NEWS… BUT NOT AS YOU KNOW IT
If you’re one of the many, many people that share their Netflix password – you’re breaking the law.
According to the Intellectual Property Office (IPO) password sharing for streaming accounts may amount to ‘secondary copyright infringement’.
Passing over log-in details to family and friends is, let’s face it, pretty common despite Netflix’s terms stating ‘people who do not live in your household will need to use their own account’.
In guidance published this week, the IPO said: ‘Pasting internet images into your social media without permission, or accessing films, tv series or live sports events through Kodi boxes, hacked Fire Sticks or apps without paying a subscription is an infringement of copyright and you may be committing a crime.’
The guidance had earlier included a reference to password sharing, but the agency quickly removed it.
However, an IPO spokesperson confirmed the law and its guidance remained unchanged.
‘There are a range of provisions in criminal and civil law which may be applicable in the case of password sharing where the intent is to allow a user to access copyright protected works without payment.
‘These provisions may include breach of contractual terms, fraud or secondary copyright infringement depending on the circumstances.’
But it’s up to the streaming service provider to take action through the courts if required, the IPO said.
Netflix has already started to clamp down on customers sharing their accounts with people they do not live with. The streaming giant, which has lost subscribers amid competition and rising inflation, started a crackdown in Chile, Costa Rica and Peru on people sharing passwords and is considering expanding the scheme.

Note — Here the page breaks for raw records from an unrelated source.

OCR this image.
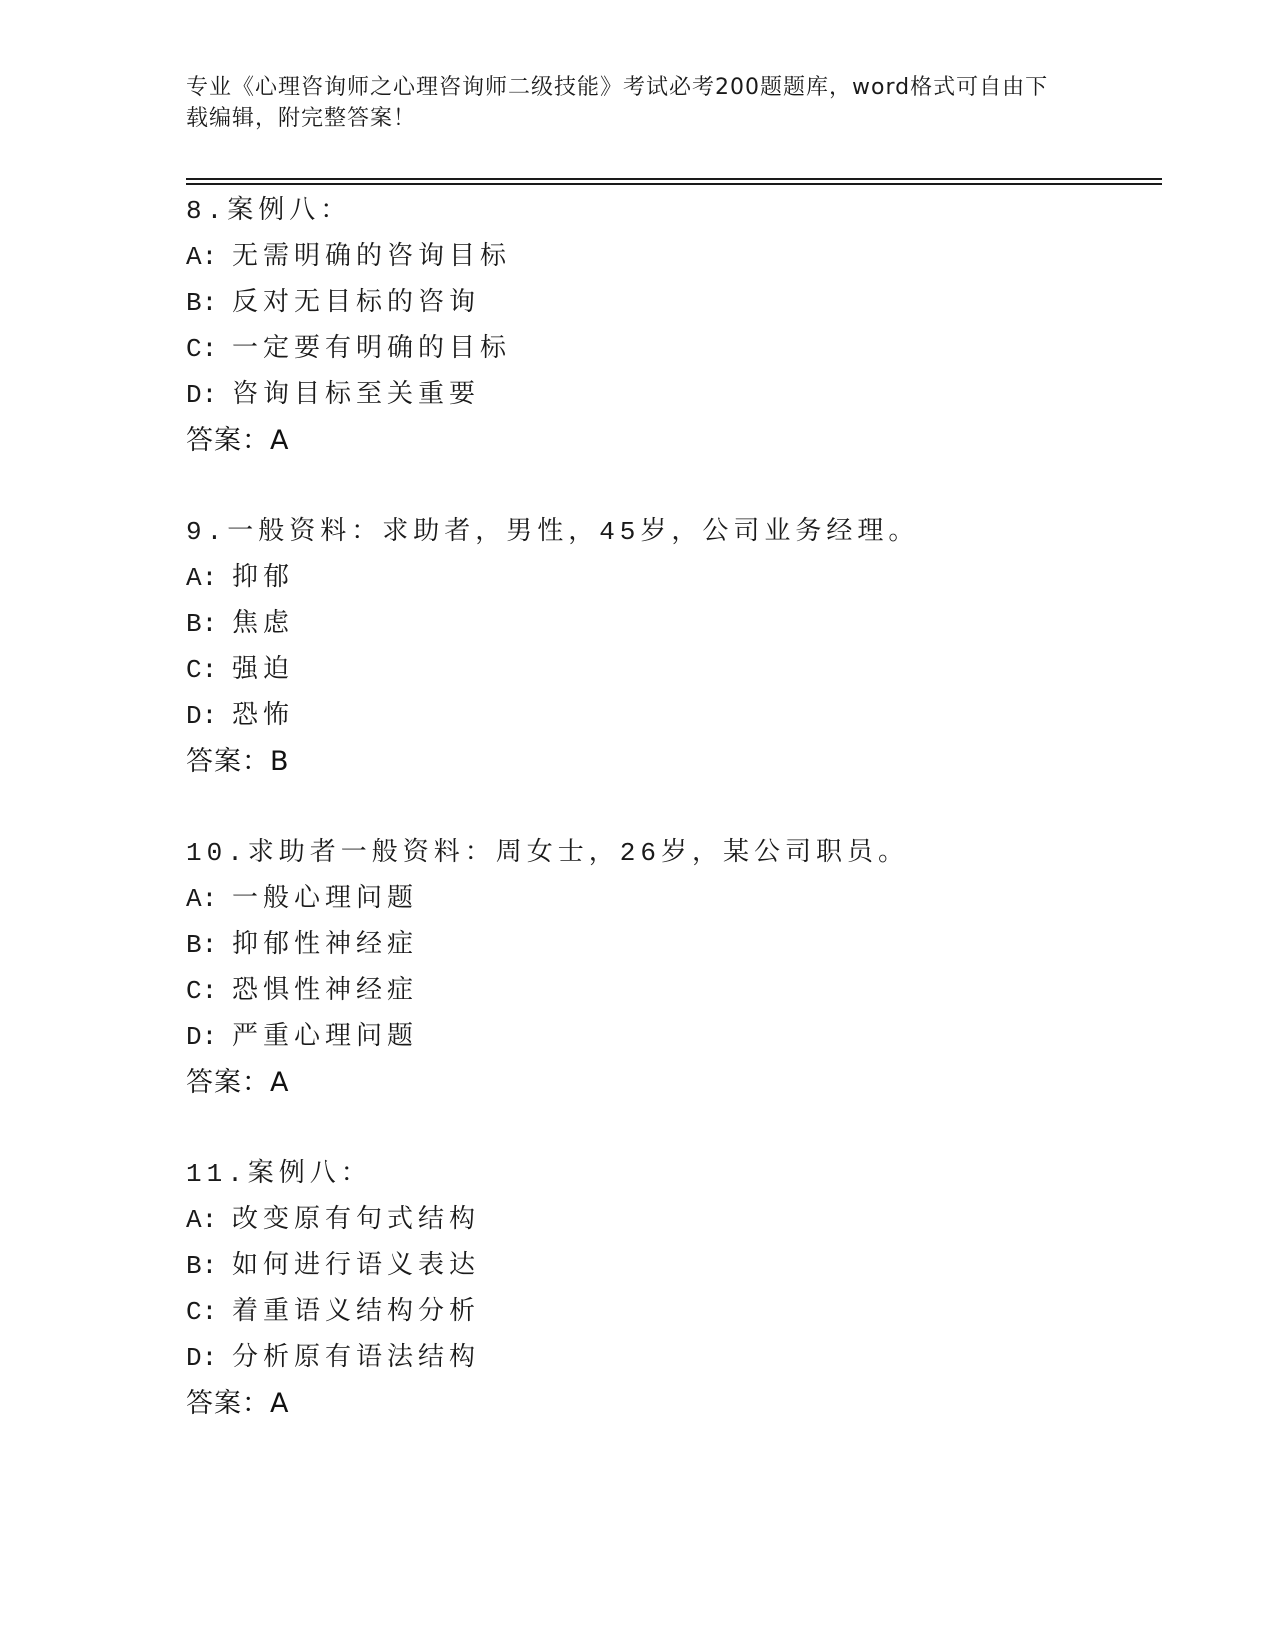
专业《心理咨询师之心理咨询师二级技能》考试必考200题题库，word格式可自由下载编辑，附完整答案！
8.案例八：
A: 无需明确的咨询目标
B: 反对无目标的咨询
C: 一定要有明确的目标
D: 咨询目标至关重要
答案：A
9.一般资料：求助者，男性，45岁，公司业务经理。
A: 抑郁
B: 焦虑
C: 强迫
D: 恐怖
答案：B
10.求助者一般资料：周女士，26岁，某公司职员。
A: 一般心理问题
B: 抑郁性神经症
C: 恐惧性神经症
D: 严重心理问题
答案：A
11.案例八：
A: 改变原有句式结构
B: 如何进行语义表达
C: 着重语义结构分析
D: 分析原有语法结构
答案：A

The company has also introduced a new cheaper ad-supported tier costing £4.99 a month to attract customers.
Netflix has changed its tune since joking on Twitter that ‘Love is sharing a password’ as it was quickly expanding in the UK in 2017.
Disney+ does not allow users to share their password with other households, while Amazon Prime customers can share their account with one other person.
Jake Moore, Global Cyber Security Advisor at ESET, said: ‘Sharing passwords is never a good idea because it can compromise the security of your accounts and personal information.
‘When you share a password, you are giving someone else access to your account and any sensitive information that may be associated with it such as financial information, personal documents, and other sensitive data. Furthermore, many people are still using the same password for multiple accounts which could potentially put those accounts at risk of compromise as well.
‘It is always best to keep passwords private and to use unique, strong passwords for each of your accounts. For help generating good passwords a password manager can be used to make a unique, random password as well as remember it for you.’